A retrospective collecting 40 works by the Australian artist, “Patricia Piccinini: We Are Connected” opens at Singapore’s ArtScience Museum. Showcasing her unsettling sculptures and installations that morph contemporary biopolitics towards the grotesque, the show features works including The Bond (2016, image centre) and The Field (2018, image), which, respectively, depict a mother cradling a human-ish fleshy creature, and a (wildly) genetically modified crop.

Cybercrime Journalist Geoff White: ‘North Korea Grooms Next Generation of Hackers’

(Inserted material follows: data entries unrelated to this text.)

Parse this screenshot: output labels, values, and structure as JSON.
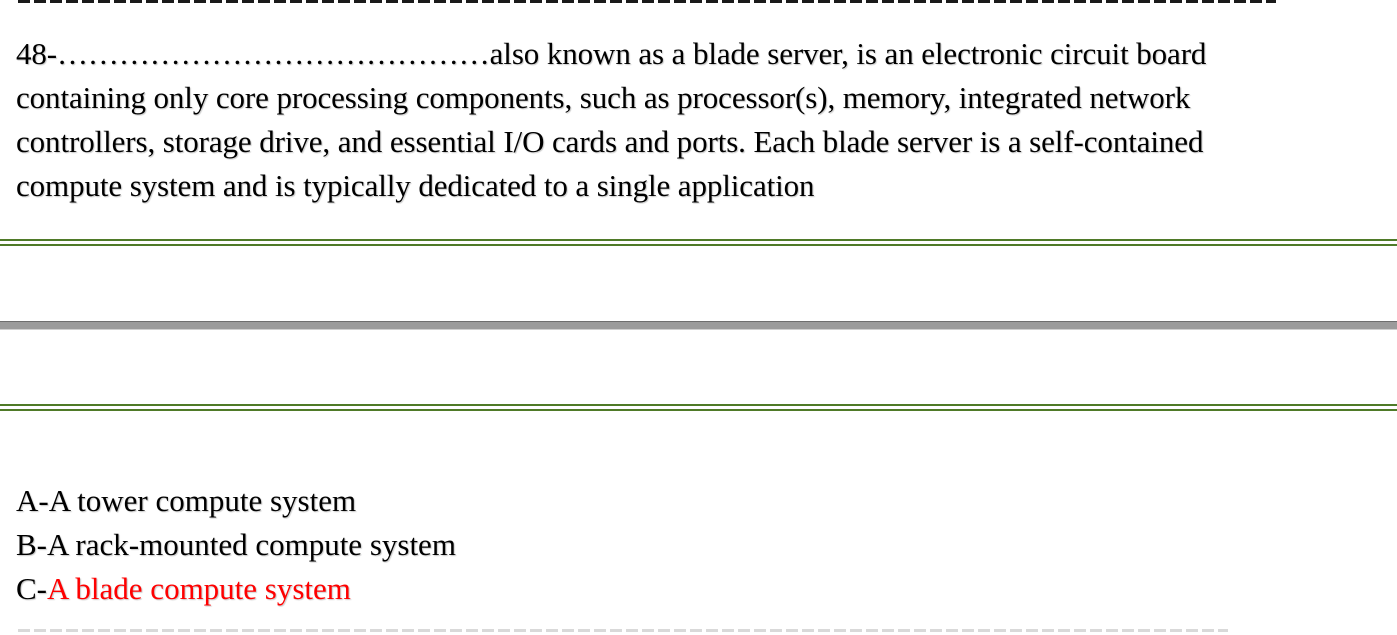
{
  "question": {
    "number": "48-",
    "blank": "……………………………………",
    "text": "also known as a blade server, is an electronic circuit board containing only core processing components, such as processor(s), memory, integrated network controllers, storage drive, and essential I/O cards and ports. Each blade server is a self-contained compute system and is typically dedicated to a single application"
  },
  "options": [
    {
      "prefix": "A-",
      "text": "A tower compute system"
    },
    {
      "prefix": "B-",
      "text": "A rack-mounted compute system"
    },
    {
      "prefix": "C-",
      "text": "A blade compute system"
    }
  ],
  "colors": {
    "answer": "#ff0000",
    "rule_green": "#4f7a28",
    "rule_gray": "#9b9b9b"
  }
}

“From an early age they are trying to spot mathematically talented kids in school. They groom those kids—put them in computer classes—and when those kids show promise they get sent to elite universities.”
– Cybercrime journalist Geoff White, on the state-managed recruiting pipeline for Lazarus Group, the elite North Korean hacker squad. “From there [elite universities] the really gifted computer kids will either go into the nuclear research program … or computer hacking.”

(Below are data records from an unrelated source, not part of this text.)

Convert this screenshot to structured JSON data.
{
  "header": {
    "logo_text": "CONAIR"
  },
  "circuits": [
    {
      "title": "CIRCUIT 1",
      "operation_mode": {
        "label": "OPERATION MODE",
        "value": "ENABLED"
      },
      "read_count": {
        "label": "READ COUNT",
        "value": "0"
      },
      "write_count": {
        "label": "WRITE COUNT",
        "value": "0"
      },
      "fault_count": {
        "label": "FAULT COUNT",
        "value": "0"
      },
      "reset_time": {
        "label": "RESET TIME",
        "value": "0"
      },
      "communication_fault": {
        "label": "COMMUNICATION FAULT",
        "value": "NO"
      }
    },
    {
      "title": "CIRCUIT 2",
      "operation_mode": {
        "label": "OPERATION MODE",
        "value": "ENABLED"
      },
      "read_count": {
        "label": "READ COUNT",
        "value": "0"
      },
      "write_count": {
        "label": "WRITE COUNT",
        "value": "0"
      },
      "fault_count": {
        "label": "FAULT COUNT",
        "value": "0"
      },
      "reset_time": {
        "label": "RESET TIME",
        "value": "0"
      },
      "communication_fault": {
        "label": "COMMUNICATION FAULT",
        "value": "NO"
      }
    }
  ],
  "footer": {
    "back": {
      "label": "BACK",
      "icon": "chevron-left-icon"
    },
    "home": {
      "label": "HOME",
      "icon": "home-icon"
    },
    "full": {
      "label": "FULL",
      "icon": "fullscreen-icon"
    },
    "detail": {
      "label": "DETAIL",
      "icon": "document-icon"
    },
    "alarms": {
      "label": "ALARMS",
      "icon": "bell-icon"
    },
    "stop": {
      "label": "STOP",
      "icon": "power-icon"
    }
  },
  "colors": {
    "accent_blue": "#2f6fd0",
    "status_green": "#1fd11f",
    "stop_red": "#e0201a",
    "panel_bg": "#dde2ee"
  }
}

Rhea Myers Rendered Certificates of Inauthenticity for 3D-Printed Canonical Readymades

“I grabbed an old Sol LeWitt certificate of authenticity, got some Wite-Out, whited out the details of his work and just quickly wrote in the details of mine and photocopied it a few times.”
– Blockchain artist Rhea Myers, on the origins of Certificate of Inauthenticity (2020). From 2011 to 2012, Myers commissioned 3D-printed Shareable Readymades from art history’s canon and rendered “sarcastic certificates” upon the exhibiting gallery’s request. “I don’t own the copyright in the works,” Myers notes, “that’s part of the concept of the project.”

Cancelled Toronto Subway Artwork Remains in Limbo, Artists Ghosted

Canadian curator Andrew Lochhead revisits the controversy around realities:united’ cancelled public artwork LightSpell (2017), installed at Toronto’s Pioneer Village subway station. The architectural light matrix was designed for visitor messages but never activated over fears of abuse. “We were commissioned to modify the installation’s software,” the artists reveal in the comments about extensive reworks, “but the Toronto Transit Commission stopped replying to us for unknown reasons.”